Speaking during an appearance on Arise Television’s Morning Show, Magaji Mato, a Senior Advocate of Nigeria and the party’s National Legal Adviser, explained that the phrase has a precise and uniform interpretation in legal practice. According to him, it directs all parties involved in a dispute to remain in the position they occupied prior to approaching the court, thereby preserving the existing arrangement until the substantive matter is resolved.
Mato elaborated that such an order is typically issued when hostilities between parties have led to litigation, with the court instructing them to refrain from taking any action that could alter the situation while the case is pending. In the context of the ongoing dispute within the African Democratic Congress, he noted that if the leadership was under Senator David Mark before the matter reached the courts, maintaining the status quo would mean the Mark-led structure should remain in place until a final ruling is delivered.
He stressed that the purpose of the order is to ensure continuity and prevent disruption during the judicial process. Courts, he added, are obligated to preserve the subject matter of litigation at the interlocutory stage, rather than take steps that could prejudge or undermine the final decision. Any deviation from maintaining the status quo, he warned, could amount to prematurely deciding the core issues in contention—something the law does not intend at this stage.

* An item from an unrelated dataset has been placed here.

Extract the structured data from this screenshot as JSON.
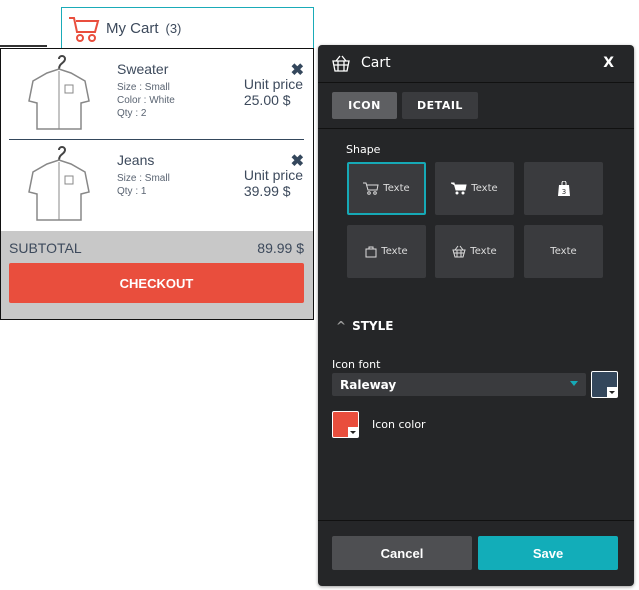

“The court must always safeguard the case which is the subject matter of litigation,” Mato said. “It cannot destroy the subject matter at the interim or interlocutory stage. The court is expected to grant an order that will give life to the substance that is to be determined. If the court says it is no longer this, then that means the court itself has determined the final subject matter—and that is not the intendment of the law at the interlocutory stage.”
His comments come amid heightened tensions within the African Democratic Congress, where rival factions are contesting leadership control. Legal experts say such court orders are common in political party disputes, serving to freeze the situation and allow for an orderly judicial determination of the underlying issues.